Denn es gefiel ihr hier.
Der Tausendfüßler war weit entfernt von ihrem Elternhaus tief im Süden der Stadt. Hier oben unter der Brücke hielten immer so kleine weiße Vans, „Eilige Arzneimittel“ stand auf der Frontscheibe. Sie hielten hier allein, zu zweit oder auch manchmal in kleinen Grüppchen. Sie öffneten dann die schweren Hintertüren des Van, und der Geruch von Desinfektionsmitteln strömte heraus. Dann holten sie kleine, vereiste Kisten. Die zischten beim Öffnen und kalter Dampf stieg empor und es roch nach Kotze. Oder Katze.
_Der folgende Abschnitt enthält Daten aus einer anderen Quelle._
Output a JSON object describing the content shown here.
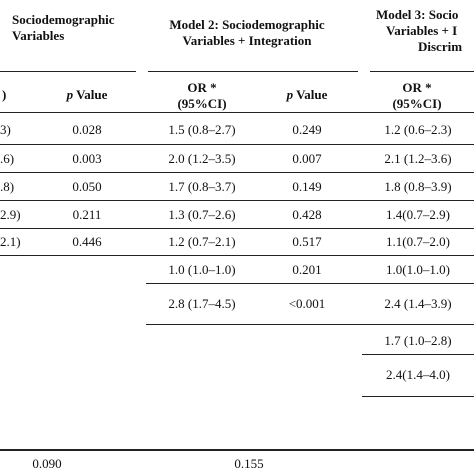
{
  "model1": {
    "title_line1": "Sociodemographic",
    "title_line2": "Variables"
  },
  "model2": {
    "title_line1": "Model 2: Sociodemographic",
    "title_line2": "Variables + Integration"
  },
  "model3": {
    "title_line1": "Model 3: Socio",
    "title_line2": "Variables + I",
    "title_line3": "Discrim"
  },
  "headers": {
    "col_a_fragment": ")",
    "p_value_italic": "p",
    "p_value_rest": " Value",
    "or_line1": "OR *",
    "or_line2": "(95%CI)"
  },
  "rows": [
    {
      "m1_or": "3)",
      "m1_p": "0.028",
      "m2_or": "1.5 (0.8–2.7)",
      "m2_p": "0.249",
      "m3_or": "1.2 (0.6–2.3)"
    },
    {
      "m1_or": ".6)",
      "m1_p": "0.003",
      "m2_or": "2.0 (1.2–3.5)",
      "m2_p": "0.007",
      "m3_or": "2.1 (1.2–3.6)"
    },
    {
      "m1_or": ".8)",
      "m1_p": "0.050",
      "m2_or": "1.7 (0.8–3.7)",
      "m2_p": "0.149",
      "m3_or": "1.8 (0.8–3.9)"
    },
    {
      "m1_or": "2.9)",
      "m1_p": "0.211",
      "m2_or": "1.3 (0.7–2.6)",
      "m2_p": "0.428",
      "m3_or": "1.4(0.7–2.9)"
    },
    {
      "m1_or": "2.1)",
      "m1_p": "0.446",
      "m2_or": "1.2 (0.7–2.1)",
      "m2_p": "0.517",
      "m3_or": "1.1(0.7–2.0)"
    },
    {
      "m1_or": "",
      "m1_p": "",
      "m2_or": "1.0 (1.0–1.0)",
      "m2_p": "0.201",
      "m3_or": "1.0(1.0–1.0)"
    },
    {
      "m1_or": "",
      "m1_p": "",
      "m2_or": "2.8 (1.7–4.5)",
      "m2_p": "<0.001",
      "m3_or": "2.4 (1.4–3.9)"
    },
    {
      "m1_or": "",
      "m1_p": "",
      "m2_or": "",
      "m2_p": "",
      "m3_or": "1.7 (1.0–2.8)"
    },
    {
      "m1_or": "",
      "m1_p": "",
      "m2_or": "",
      "m2_p": "",
      "m3_or": "2.4(1.4–4.0)"
    }
  ],
  "footer": {
    "m1_value": "0.090",
    "m2_value": "0.155"
  }
}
Auf jeden Fall aber nach Revolution. Carthago schaute prüfend in eine der Kisten hinein, nickte und verschloss sie wieder. Hiermit sollten sie (bewusstseinserweiternd) der engen Welt des Kapitalismus ent­kommen. Eine zweite Kiste war für die Marktschweine an der Wall Street in Frankfurt oder so. Elisa hatte nicht so ganz zugehört. Timur lud die zwei Kisten ins Auto und Elisa setzte sich auf eine, weil Carthago hatte die Hintersitze rausgenommen. Die waren verwanzt. Als die drei losfahren, bogen die Faschos von der Bullerei auch schon um die Ecke.
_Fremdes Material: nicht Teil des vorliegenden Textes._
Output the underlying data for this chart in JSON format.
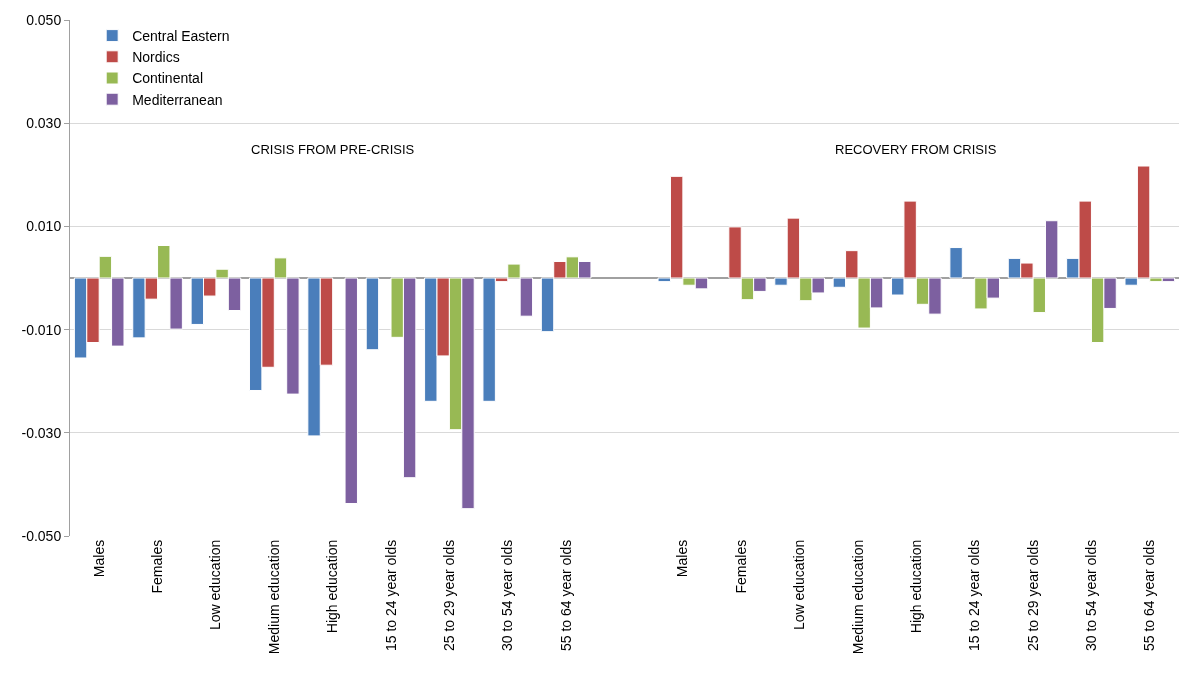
{
  "chart_data": {
    "type": "bar",
    "categories": [
      "Males",
      "Females",
      "Low education",
      "Medium education",
      "High education",
      "15 to 24 year olds",
      "25 to 29 year olds",
      "30 to 54 year olds",
      "55 to 64 year olds",
      null,
      "Males",
      "Females",
      "Low education",
      "Medium education",
      "High education",
      "15 to 24 year olds",
      "25 to 29 year olds",
      "30 to 54 year olds",
      "55 to 64 year olds"
    ],
    "series": [
      {
        "name": "Central Eastern",
        "color": "#4a7ebb",
        "values": [
          -0.0155,
          -0.0116,
          -0.009,
          -0.0218,
          -0.0306,
          -0.0139,
          -0.0239,
          -0.0239,
          -0.0104,
          null,
          -0.0007,
          null,
          -0.0014,
          -0.0018,
          -0.0033,
          0.0059,
          0.0038,
          0.0038,
          -0.0014
        ]
      },
      {
        "name": "Nordics",
        "color": "#be4b48",
        "values": [
          -0.0125,
          -0.0041,
          -0.0035,
          -0.0173,
          -0.0169,
          null,
          -0.0151,
          -0.0007,
          0.0032,
          null,
          0.0197,
          0.0099,
          0.0116,
          0.0053,
          0.0149,
          null,
          0.0029,
          0.0149,
          0.0217
        ]
      },
      {
        "name": "Continental",
        "color": "#98b954",
        "values": [
          0.0042,
          0.0063,
          0.0017,
          0.0039,
          null,
          -0.0115,
          -0.0294,
          0.0027,
          0.0041,
          null,
          -0.0014,
          -0.0042,
          -0.0044,
          -0.0097,
          -0.0051,
          -0.006,
          -0.0067,
          -0.0125,
          -0.0007
        ]
      },
      {
        "name": "Mediterranean",
        "color": "#7d60a0",
        "values": [
          -0.0132,
          -0.0099,
          -0.0063,
          -0.0225,
          -0.0437,
          -0.0387,
          -0.0447,
          -0.0074,
          0.0032,
          null,
          -0.0021,
          -0.0026,
          -0.0029,
          -0.0058,
          -0.007,
          -0.0039,
          0.0111,
          -0.0059,
          -0.0007
        ]
      }
    ],
    "ylim": [
      -0.05,
      0.05
    ],
    "yticks": [
      {
        "value": 0.05,
        "label": "0.050"
      },
      {
        "value": 0.03,
        "label": "0.030"
      },
      {
        "value": 0.01,
        "label": "0.010"
      },
      {
        "value": -0.01,
        "label": "-0.010"
      },
      {
        "value": -0.03,
        "label": "-0.030"
      },
      {
        "value": -0.05,
        "label": "-0.050"
      }
    ],
    "grid": "y",
    "legend": "top left",
    "annotations": [
      "CRISIS FROM PRE-CRISIS",
      "RECOVERY FROM CRISIS"
    ]
  }
}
Herr Hiltner blickte auf die Hintersitze, die jemand unter der Brücke entsorgt hatte. „Verdammte Rowdys.“ Sein Blick schweifte über den Haufen Schrott und er schüttelte mit dem Kopf.
Was hatte er nicht alles getan, um diese Unordnung zu verhindern? Hatte er nicht mit harter Hand all die Unruhestifter, die ganzen Asozialen –
Herr Hiltner schüttelte noch ein paar Mal, bis es nicht mehr tropfte, dann schloss er seinen Hosenstall.